Logan looked up sharply, choking on air as Lavoie stood to object.
"Your honor," he grandstanded, "this is just a ploy by the prosecution to draw attention away from—"
He was cut off by the prosecutor's incredulous laugh, and Logan looked around the courtroom. Veronica wasn't there, and neither was Keith. He stopped breathing.
"I'm sorry, your honor," the prosecutor said, composing himself. "This is in no way a laughing matter, but honestly, I couldn't have planned this if I wanted to. You must have seen it or heard about it on the afternoon news: a student taken hostage at Neptune High School after an armed man opened fire."
A buzz started in Logan's ear and he thought he might pass out.
She wiped the blood from his face with a warm washcloth, cradling his head against the arm of the couch. Her eyes were so sad, so loving, that it almost made up for the fact that she'd accused him of murder. Of course, the fact that his father had almost killed her that night made up the difference, and he was just glad she could look him in the eyes.
He groaned and she made a soft shushing noise, running a hand over his brow. Right then he thought he might love her, and he wished he could say it. But part of him knew that she would pull away and he didn't have the emotional stability to handle that kind of disappointment.
"This hostage was your witness?" the judge asked, snapping him back to the present.

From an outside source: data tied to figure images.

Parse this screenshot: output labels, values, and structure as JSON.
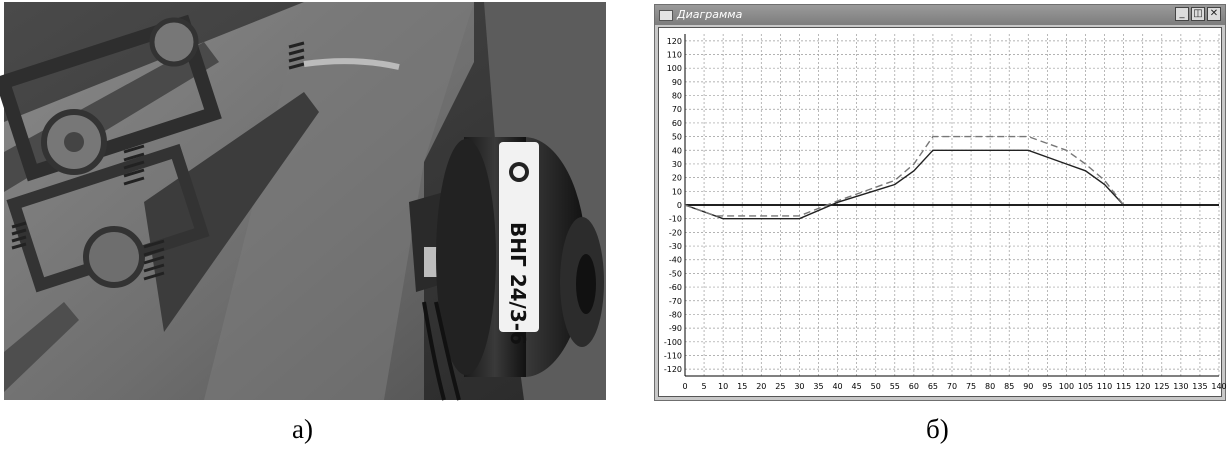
{
  "panel_a": {
    "caption": "а)"
  },
  "panel_b": {
    "caption": "б)",
    "window": {
      "title": "Диаграмма",
      "buttons": {
        "minimize": "_",
        "restore": "◫",
        "close": "✕"
      }
    }
  },
  "colors": {
    "grid": "#9a9a9a",
    "axis": "#000000",
    "series_solid": "#222222",
    "series_dashed": "#777777",
    "window_title": "#8a8a8a"
  },
  "chart_data": {
    "type": "line",
    "title": "",
    "xlabel": "",
    "ylabel": "",
    "xlim": [
      0,
      140
    ],
    "ylim": [
      -125,
      125
    ],
    "grid": true,
    "x_ticks": [
      0,
      5,
      10,
      15,
      20,
      25,
      30,
      35,
      40,
      45,
      50,
      55,
      60,
      65,
      70,
      75,
      80,
      85,
      90,
      95,
      100,
      105,
      110,
      115,
      120,
      125,
      130,
      135,
      140
    ],
    "x_tick_labels": [
      "0",
      "5",
      "10",
      "15",
      "20",
      "25",
      "30",
      "35",
      "40",
      "45",
      "50",
      "55",
      "60",
      "65",
      "70",
      "75",
      "80",
      "85",
      "90",
      "95",
      "100",
      "105",
      "110",
      "115",
      "120",
      "125",
      "130",
      "135",
      "140"
    ],
    "y_ticks": [
      120,
      110,
      100,
      90,
      80,
      70,
      60,
      50,
      40,
      30,
      20,
      10,
      0,
      -10,
      -20,
      -30,
      -40,
      -50,
      -60,
      -70,
      -80,
      -90,
      -100,
      -110,
      -120
    ],
    "y_tick_labels": [
      "120",
      "110",
      "100",
      "90",
      "80",
      "70",
      "60",
      "50",
      "40",
      "30",
      "20",
      "10",
      "0",
      "-10",
      "-20",
      "-30",
      "-40",
      "-50",
      "-60",
      "-70",
      "-80",
      "-90",
      "-100",
      "-110",
      "-120"
    ],
    "series": [
      {
        "style": "solid",
        "x": [
          0,
          10,
          30,
          40,
          55,
          60,
          65,
          90,
          100,
          105,
          110,
          115
        ],
        "y": [
          0,
          -10,
          -10,
          2,
          15,
          25,
          40,
          40,
          30,
          25,
          15,
          0
        ]
      },
      {
        "style": "dashed",
        "x": [
          0,
          8,
          30,
          40,
          55,
          60,
          65,
          90,
          100,
          105,
          110,
          115
        ],
        "y": [
          0,
          -8,
          -8,
          3,
          18,
          30,
          50,
          50,
          40,
          30,
          18,
          0
        ]
      }
    ]
  }
}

"Veronica Mars. Her father, another key witness, is out looking for her. Without these testimonies, I don't think it would be possible to weigh this trial fairly."
The judge nodded. "Do you have any other witnesses?"
The prosecutor turned just in time to see Logan's back as he disappeared out the door.
"Um, also looking, your honor."
The judge nodded again. "Postponement granted. Trial date will be set pending the outcome of recent events."
He knocked his gavel and the whole courtroom began to buzz.